An der gut zweistündigen Veranstaltung nahmen ausschließlich Kinder aus Brake und der näheren Umgebung teil. Die im Jahr 2001 gegründete Gruppe besteht derzeit aus rund 50 Mädchen und Jungen. Viele von ihnen besuchen die Treffen in Brake im Rahmen einer Familienmitgliedschaft. Die Kosten dafür belaufen sich im Jahr auf 56 Euro. Eine Einzelmitgliedschaft für die Nachwuchsforscher kostet 18 Euro.

In Nordenham existiert bislang noch kein vergleichbares Angebot. Das soll sich aber in Kürze ändern, weil der Bedarf durchaus gegeben ist. Sowohl bei dem NABU-Kreisvorsitzenden Franz-Otto Müller in Brake als auch bei Klaus Meyer, dem Gruppensprecher von NABU Nordenham, häufen sich die Anfragen. Und es gibt auch schon eine Interessentin, die bereit ist, eine solche Kindergruppe ins Leben zu rufen.

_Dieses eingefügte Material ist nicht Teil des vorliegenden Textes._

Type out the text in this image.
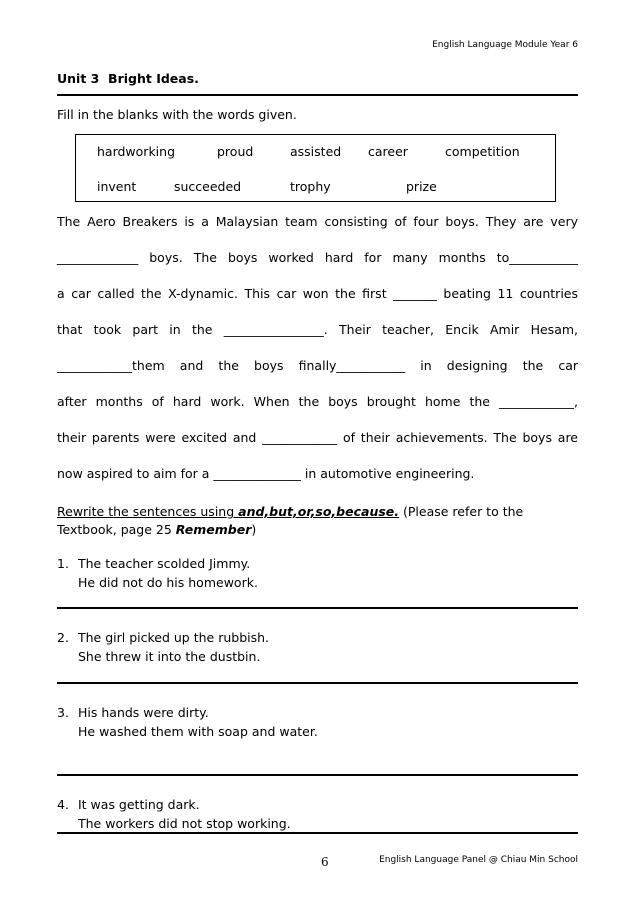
English Language Module Year 6
Unit 3  Bright Ideas.
Fill in the blanks with the words given.
hardworking	proud	assisted career	competition
invent	succeeded	trophy	prize
The Aero Breakers is a Malaysian team consisting of four boys. They are very
_____________ boys. The boys worked hard for many months to___________
a car called the X-dynamic. This car won the first _______ beating 11 countries
that took part in the ________________. Their teacher, Encik Amir Hesam,
____________them and the boys finally___________ in designing the car
after months of hard work. When the boys brought home the ____________,
their parents were excited and ____________ of their achievements. The boys are
now aspired to aim for a ______________ in automotive engineering.
Rewrite the sentences using and,but,or,so,because. (Please refer to the Textbook, page 25 Remember)
1. The teacher scolded Jimmy.
He did not do his homework.
2. The girl picked up the rubbish.
She threw it into the dustbin.
3. His hands were dirty.
He washed them with soap and water.
4. It was getting dark.
The workers did not stop working.
6	English Language Panel @ Chiau Min School
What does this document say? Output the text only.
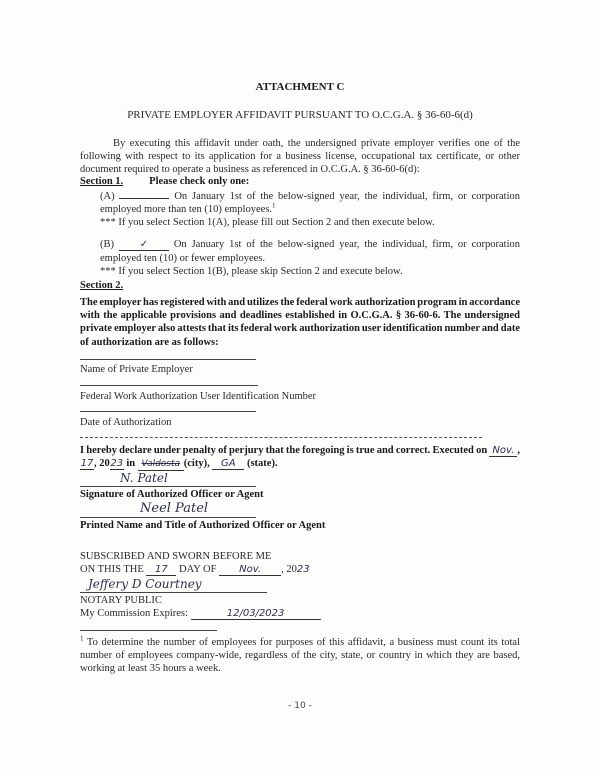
ATTACHMENT C
PRIVATE EMPLOYER AFFIDAVIT PURSUANT TO O.C.G.A. § 36-60-6(d)
By executing this affidavit under oath, the undersigned private employer verifies one of the
following with respect to its application for a business license, occupational tax certificate, or other
document required to operate a business as referenced in O.C.G.A. § 36-60-6(d):
Section 1. Please check only one:
(A)	On January 1st of the below-signed year, the individual, firm, or corporation
employed more than ten (10) employees.$^1$
*** If you select Section 1(A), please fill out Section 2 and then execute below.
(B)	✓ On January 1st of the below-signed year, the individual, firm, or corporation
employed ten (10) or fewer employees.
*** If you select Section 1(B), please skip Section 2 and execute below.
Section 2.
The employer has registered with and utilizes the federal work authorization program in accordance
with the applicable provisions and deadlines established in O.C.G.A. § 36-60-6. The undersigned
private employer also attests that its federal work authorization user identification number and date
of authorization are as follows:
Name of Private Employer
Federal Work Authorization User Identification Number
Date of Authorization
I hereby declare under penalty of perjury that the foregoing is true and correct. Executed on Nov. ,
17, 2023 in Valdosta (city), GA (state).
N. Patel
Signature of Authorized Officer or Agent
Neel Patel
Printed Name and Title of Authorized Officer or Agent
SUBSCRIBED AND SWORN BEFORE ME
ON THIS THE 17 DAY OF Nov. , 2023
Jeffery D Courtney
NOTARY PUBLIC
My Commission Expires:	12/03/2023
$^1$ To determine the number of employees for purposes of this affidavit, a business must count its total
number of employees company-wide, regardless of the city, state, or country in which they are based,
working at least 35 hours a week.
- 10 -
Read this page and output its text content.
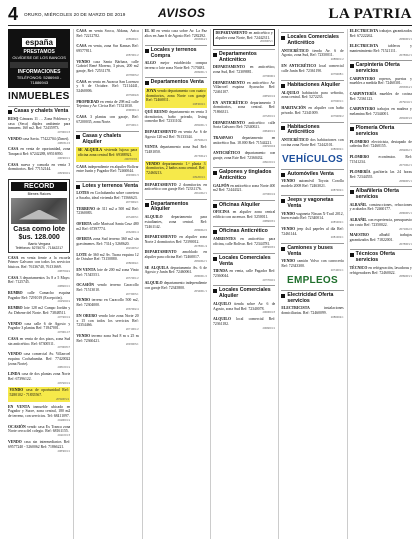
4 ORURO, MIÉRCOLES 20 DE MARZO DE 2019	AVISOS	LA PATRIA
españa
PRESTAMOS
OLVÍDESE DE LOS BANCOS
INFORMACIONES
TELÉFONOS: 5286940 - 71886943
INMUEBLES
Casas y chalets Venta

BUSQ Cámaras 11 … Zona Poblenor y casa (Seca) dúplex ambiente para inmuem. 160 m2. Ref: 72435973.
2079001/6

VENDO casa Savia. 77422704 (Zimet).
2080312/0

CASA en venta de oportunidad, zona Tarapacá Ref: 67242288, 69516950.
2063001/1

CASA nueva y comoda en venta 3 dormitorios. Ref: 77152144.
2093002/2

RECORD
Bienes Raíces
Casa como lote $us. 128.000
Barrio Vergara
Teléfonos: 5275070 - 71842217

CASA en venta frente a la escuela Primer Galvarro con todos los servicios básicos. Ref: 76136740, 76131669.
2087004/2

CASA 3 departamentos 3x 8 a 5 Mayo. Ref: 7125745.
2086001/1

RUMBO calle Camacho esquina Pagador Ref: 7291019 (Excepción).
2045002/2

RUMBO lote 128 m2 Campo Jordán y Av. Dehene del Norte. Ref: 73848511.
2073001/4

VENDO casa calle 6 de Agosto y Pagador 3 plantas Ref: 71847001.
2079012/5

CASA en venta de dos pisos, zona Sud sin anticrético. Ref: 67300511.
2079005/3

VENDO casa comercial Av. Villarroel esquina Cochabamba. Ref: 77420022 (zona Norte).
2081001/2

LINDA casa de dos plantas zona Norte Ref: 67396122.
2055001/4

VENDO casa de oportunidad Ref: 5280102 - 71835567.
2059003/4

EN VENTA inmueble ubicado en Pagador y Sucre, zona central, 180 m2 de terreno, con servicios. Tel: 68411097.
2049001/2

OCASIÓN vendo casa Ex Tranca zona Norte cerca del colegio. Ref: 68161155.
2041001/6

VENDO casa sin intermediarios Ref: 69577240 - 5260062 Ref: 71866221.
2083001/1

CASA en venta Socca, Aldana, Arica Ref: 72212782.
2089002/1

CASA en venta, zona Sur Kansas Ref: 69577811.
2087001/2

VENDO casa Santa Bárbara, calle Gabriel René Moreno, 3 pisos, 200 m2 garaje, Ref: 72531178.
2078003/2

CASA en venta en Awaroa San Lorenzo y 6 de Octubre. Ref: 72114441, 52460006.
2079004/6

PROPIEDAD en venta de 298 m2 calle Tejerina y Av. Cívica Ref: 71521030.
2090001/4

CASA 3 plantas con garaje, Ref: 67200035, zona Norte.
2075001/1

Casas y chalets Alquiler

SE ALQUILA vivienda lujosa para oficina zona central Ref: 69388921.
2067003/6

CASA independiente en alquiler Bolívar entre Junín y Pagador Ref: 72460044.
2093001/3

Lotes y terrenos Venta

LOTES en Cochabamba sobre carretera a Sacaba, ideal vivienda Ref: 71566623.
2073002/1

TERRENO de 311 m2 a 500 m2 Ref: 72360083.
2054003/1

OFERTA calle Mariscal Santa Cruz 480 m2 Ref: 67397774.
2062001/4

OFERTA zona Sud terreno 360 m2 sin gravámenes. Ref: 7314 y 5268620.
2045003/2

LOTE de 360 m2 Av. Tacna esquina 12 de Octubre Ref: 73150880.
2080004/1

EN VENTA lote de 200 m2 zona Vinto Ref: 71545551.
2057001/2

OCASIÓN vendo terreno Caracollo Ref: 71513010.
2073003/1

VENDO terreno en Caracollo 500 m2, Ref: 72304000.
2067002/4

EN ORURO vendo lote zona Norte 20 x 15 con todos los servicios Ref: 72354466.
2071001/2

VENDO terreno zona Sud 8 m x 25 m Ref: 72360421.
2093003/1

EL SI en venta casa sobre Av. La Paz altos en Juan 6 de Agosto Ref: 7282292.
2093004/1

Locales y terrenos Compra

ALGO mejor establecido compra terreno o lote zona Norte Ref: 7170481.
2069001/1

Departamentos Venta

JOYA vendo departamento con cuatro dormitorios, zona Norte con garaje Ref: 72460011.
2083002/1

QUÉ BUENO departamento en venta 3 dormitorios, baño privado, living comedor Ref: 72331102.
2082001/1

DEPARTAMENTO en venta Av. 6 de Agosto 120 m2 Ref: 76133344.
2079002/2

VENTA departamento zona Sud Ref: 72481050.
2073004/1

VENDO departamento 1.ª planta 3 dormitorios, 2 baños zona central. Ref: 72460213.
2092001/1

DEPARTAMENTO 2 dormitorios en anticrético con garaje Ref: 72331176.
2061002/1

Departamentos Alquiler

ALQUILO departamento para estudiantes, zona central. Ref: 72461142.
2086002/2

DEPARTAMENTO en alquiler zona Norte 2 dormitorios Ref: 72390012.
2078001/4

DEPARTAMENTO amoblado en alquiler para oficina Ref: 72460017.
2082002/1

SE ALQUILA departamento Av. 6 de Agosto y Junín Ref: 72460061.
2080001/2

ALQUILO departamento independiente con garaje Ref: 72345800.
2056001/1

DEPARTAMENTO en anticrético y alquiler zona Norte, Ref: 72442311.
2093005/1

Departamentos Anticrético

DEPARTAMENTO en anticrético, zona Sud, Ref: 72309881.
2079006/1

DEPARTAMENTO en anticrético Av. Villarroel esquina Ayacucho Ref: 72461107.
2085001/2

EN ANTICRÉTICO departamento 3 dormitorios, zona central. Ref: 71866311.
2072001/1

DEPARTAMENTO anticrético calle Soria Galvarro Ref: 72340021.
2084001/1

TRASPASO departamento en anticrético $us. 18.000 Ref: 71544221.
2065002/4

ANTICRÉTICO departamento con garaje, zona Este Ref: 72360432.
2091001/1

Galpones y tinglados Anticrético

GALPÓN en anticrético zona Norte 400 m2 Ref: 72444321.
2070001/2

Oficinas Alquiler

OFICINA en alquiler zona central edificio con ascensor. Ref: 5250011.
2086003/1

Oficinas Anticrético

AMBIENTES en anticrético para oficina, calle Bolívar. Ref: 72344781.
2083003/1

Locales Comerciales Venta

TIENDA en venta, calle Pagador Ref: 72360044.
2077002/1

Locales Comerciales Alquiler

ALQUILO tienda sobre Av. 6 de Agosto, zona Sud Ref: 72340078.
2060001/3

ALQUILO local comercial Ref: 72361182.
2066001/1

Locales Comerciales Anticrético

ANTICRÉTICO tienda Av. 6 de Agosto, zona Sud, Ref: 72350011.
2088001/2

EN ANTICRÉTICO local comercial calle Junín Ref: 72361190.
2079008/1

Habitaciones Alquiler

ALQUILO habitación para señorita, zona central. Ref: 5272233.
2076001/1

HABITACIÓN en alquiler con baño privado. Ref: 72341009.
2079009/2

Habitaciones Anticrético

ANTICRÉTICO dos habitaciones con cocina zona Norte Ref: 72442101.
2080002/1

VEHÍCULOS
Automóviles Venta

VENDO automóvil Toyota Corolla modelo 2008 Ref: 72463021.
2087002/1

Jeeps y vagonetas Venta

VENDO vagoneta Nissan X-Trail 2012, buen estado Ref: 72340014.
2085002/1

VENDO jeep 4x4 papeles al día Ref: 72461144.
2081002/1

Camiones y buses Venta

VENDO camión Volvo con carrocería Ref: 72343300.
2074001/1

EMPLEOS
Electricidad Oferta servicios

ELECTRICISTA	instalaciones domiciliarias. Ref: 72460099.
2086004/1

ELECTRICISTA trabajos garantizados Ref: 67222262.
2080003/1

ELECTRICISTA	tableros y mantenimiento Ref: 71521111.
2078002/1

Carpintería Oferta servicios

CARPINTERO roperos, puertas y muebles a medida Ref: 72460301.
2083004/1

CARPINTERÍA muebles de cocina Ref: 72361123.
2079010/1

CARPINTERO trabajos en madera y melamina Ref: 72344001.
2082003/2

Plomería Oferta servicios

PLOMERO electricista, destapado de cañerías Ref: 72460155.
2084002/1

PLOMERO económico. Ref: 71541234.
2075002/1

PLOMERÍA gasfitería las 24 horas Ref: 72344555.
2086005/1

Albañilería Oferta servicios

ALBAÑIL construcciones, refacciones y acabados Ref: 72460177.
2080005/1

ALBAÑIL con experiencia, presupuesto sin costo Ref: 72350022.
2072002/2

MAESTRO	albañil trabajos garantizados Ref: 71822001.
2078003/1

Técnicos Oferta servicios

TÉCNICO en refrigeración, lavadoras y refrigeradores Ref: 72460022.
2089003/1
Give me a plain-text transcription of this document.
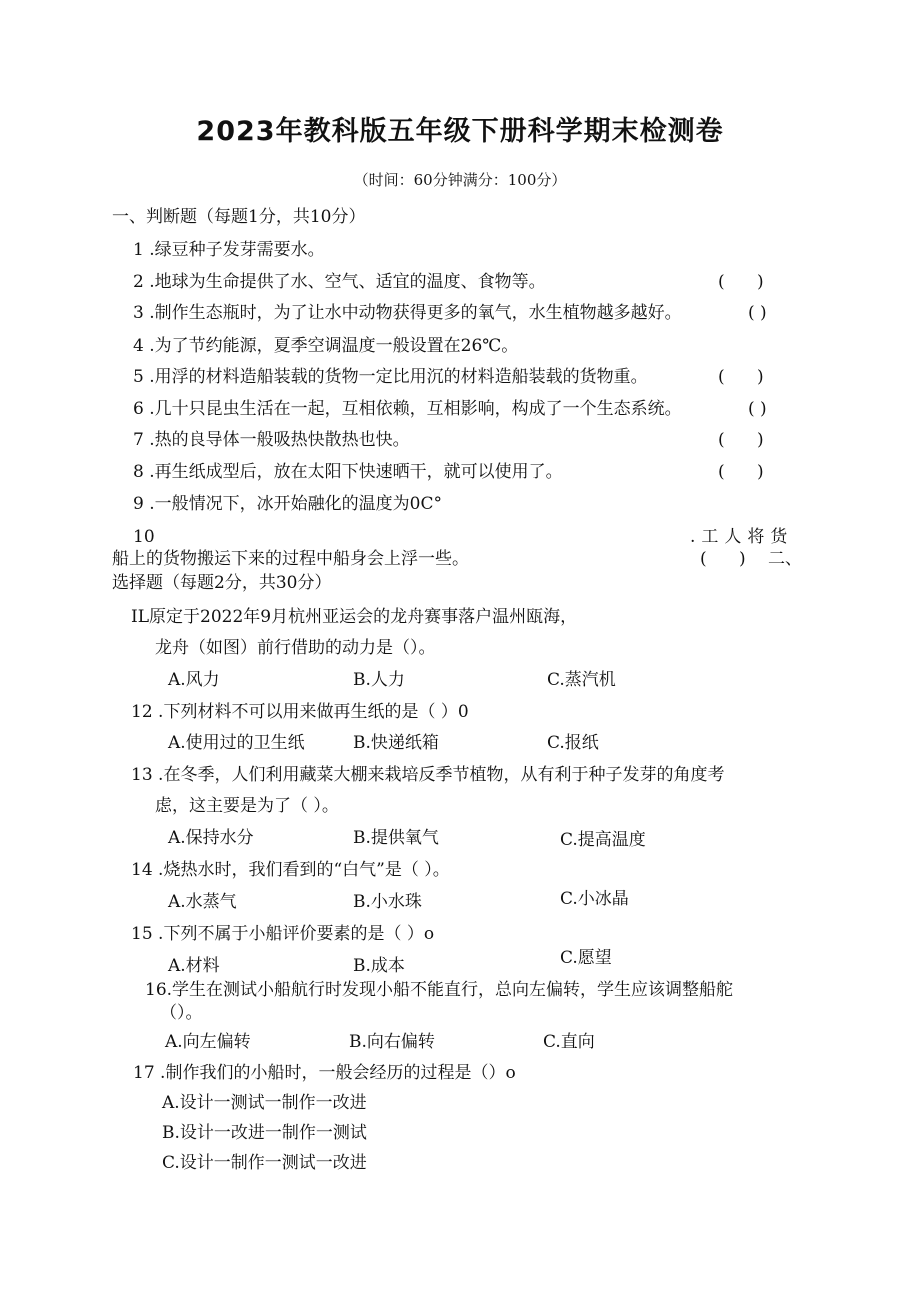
2023年教科版五年级下册科学期末检测卷
（时间：60分钟满分：100分）
一、判断题（每题1分，共10分）
1 .绿豆种子发芽需要水。
2 .地球为生命提供了水、空气、适宜的温度、食物等。	(      )
3 .制作生态瓶时，为了让水中动物获得更多的氧气，水生植物越多越好。	( )
4 .为了节约能源，夏季空调温度一般设置在26℃。
5 .用浮的材料造船装载的货物一定比用沉的材料造船装载的货物重。	(      )
6 .几十只昆虫生活在一起，互相依赖，互相影响，构成了一个生态系统。	( )
7 .热的良导体一般吸热快散热也快。	(      )
8 .再生纸成型后，放在太阳下快速晒干，就可以使用了。	(      )
9 .一般情况下，冰开始融化的温度为0C°
10	.工人将货
船上的货物搬运下来的过程中船身会上浮一些。	(      ) 二、
选择题（每题2分，共30分）
IL原定于2022年9月杭州亚运会的龙舟赛事落户温州瓯海，
龙舟（如图）前行借助的动力是（）。
A.风力	B.人力	C.蒸汽机
12 .下列材料不可以用来做再生纸的是（ ）0
A.使用过的卫生纸	B.快递纸箱	C.报纸
13 .在冬季，人们利用藏菜大棚来栽培反季节植物，从有利于种子发芽的角度考
虑，这主要是为了（ ）。
A.保持水分	B.提供氧气	C.提高温度
14 .烧热水时，我们看到的“白气”是（ ）。
A.水蒸气	B.小水珠	C.小冰晶
15 .下列不属于小船评价要素的是（ ）o
A.材料	B.成本	C.愿望
16.学生在测试小船航行时发现小船不能直行，总向左偏转，学生应该调整船舵
（）。
A.向左偏转	B.向右偏转	C.直向
17 .制作我们的小船时，一般会经历的过程是（）o
A.设计一测试一制作一改进
B.设计一改进一制作一测试
C.设计一制作一测试一改进
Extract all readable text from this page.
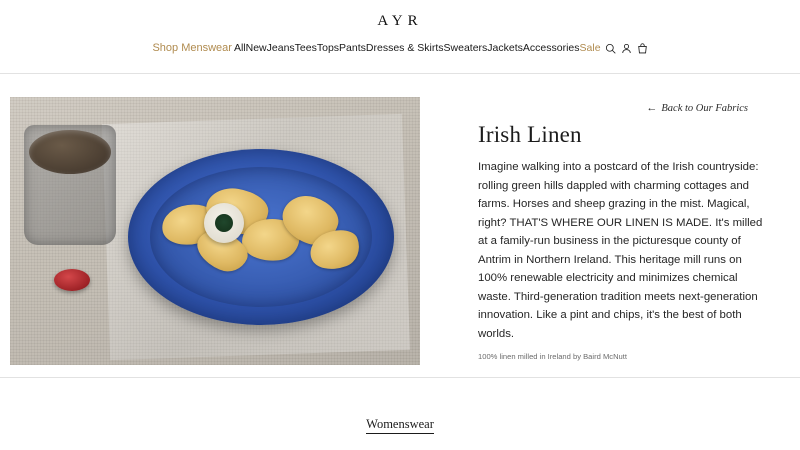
AYR
Shop Menswear All New Jeans Tees Tops Pants Dresses & Skirts Sweaters Jackets Accessories Sale
← Back to Our Fabrics
Irish Linen

Imagine walking into a postcard of the Irish countryside: rolling green hills dappled with charming cottages and farms. Horses and sheep grazing in the mist. Magical, right? THAT'S WHERE OUR LINEN IS MADE. It's milled at a family-run business in the picturesque county of Antrim in Northern Ireland. This heritage mill runs on 100% renewable electricity and minimizes chemical waste. Third-generation tradition meets next-generation innovation. Like a pint and chips, it's the best of both worlds.

100% linen milled in Ireland by Baird McNutt

Womenswear
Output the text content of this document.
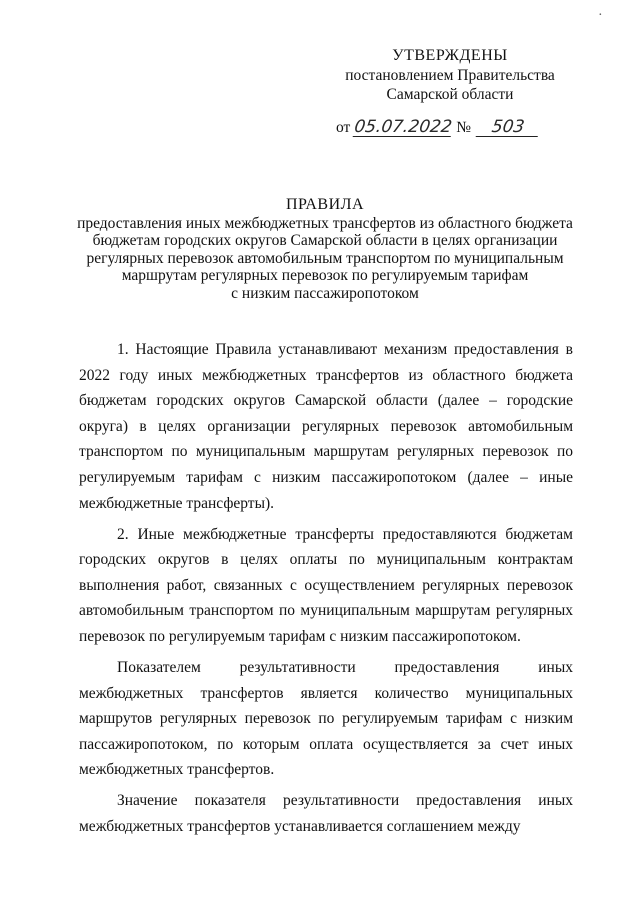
·
УТВЕРЖДЕНЫ
постановлением Правительства
Самарской области
от 05.07.2022 № 503
ПРАВИЛА
предоставления иных межбюджетных трансфертов из областного бюджета
бюджетам городских округов Самарской области в целях организации
регулярных перевозок автомобильным транспортом по муниципальным
маршрутам регулярных перевозок по регулируемым тарифам
с низким пассажиропотоком

1. Настоящие Правила устанавливают механизм предоставления в 2022 году иных межбюджетных трансфертов из областного бюджета бюджетам городских округов Самарской области (далее – городские округа) в целях организации регулярных перевозок автомобильным транспортом по муниципальным маршрутам регулярных перевозок по регулируемым тарифам с низким пассажиропотоком (далее – иные межбюджетные трансферты).

2. Иные межбюджетные трансферты предоставляются бюджетам городских округов в целях оплаты по муниципальным контрактам выполнения работ, связанных с осуществлением регулярных перевозок автомобильным транспортом по муниципальным маршрутам регулярных перевозок по регулируемым тарифам с низким пассажиропотоком.

Показателем результативности предоставления иных межбюджетных трансфертов является количество муниципальных маршрутов регулярных перевозок по регулируемым тарифам с низким пассажиропотоком, по которым оплата осуществляется за счет иных межбюджетных трансфертов.

Значение показателя результативности предоставления иных межбюджетных трансфертов устанавливается соглашением между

Birgit Heinemann ist 45 Jahre alt und Mutter zweier mittlerweile erwachsener Kinder. „Ich finde, dass Naturschutz im Kindergartenalter anfangen muss. Denn dann entwickeln die Kinder auch keine unnötigen Ängste vor Insekten oder Fledermäusen“, erklärte die Nordenhamerin, die sich erst vor kurzem der Nordenhamer NABU-Ortsgruppe angeschlossen hatte. Um die Kindergruppe aufbauen zu können, bedarf es aber einer Zweitkraft, die derzeit noch fehlt.

Interessierte können sich direkt bei Franz Otto Müller in Brake (Telefon   04401/ 71485) oder bei Klaus Meyer in Friedrich-August-Hütte (Telefon   04731/8691226) melden oder auch erst einmal an einem der Gruppentreffen in Abbehausen teilnehmen. Das nächste Nordenhamer NABU-Treffen findet am Donnerstag, 6. September, ab 19 Uhr im Butjadinger Tor in Abbehausen statt.

132 Mitglieder

Willkommen in der Ortsgruppe mit ihren derzeit 132 Mitgliedern sind natürlich alle, die sich für den Naturschutz engagieren möchten. „Seit Mai hat sich bei uns viel getan“, freut sich nicht nur Klaus Meyer. Die Gruppe baut mittlerweile Bruthöhlen für Eisvögel, Futterhäuser und Insektenhotels für Hornissen. Sie organisiert darüber hinaus verschiedene Aktionen um die nachtaktiven Fledermäuse, kümmert sich um das OOWV-Gelände in Atens, eine eigene Homepage und die weitere Mitgliederakquise. Erst kürzlich konnte sie den Fledermausbeauftragten und Landschaftswart Finn Tode für sich gewinnen. Geplant sind schließlich ebenso Schulungen zum Nationalparkwart.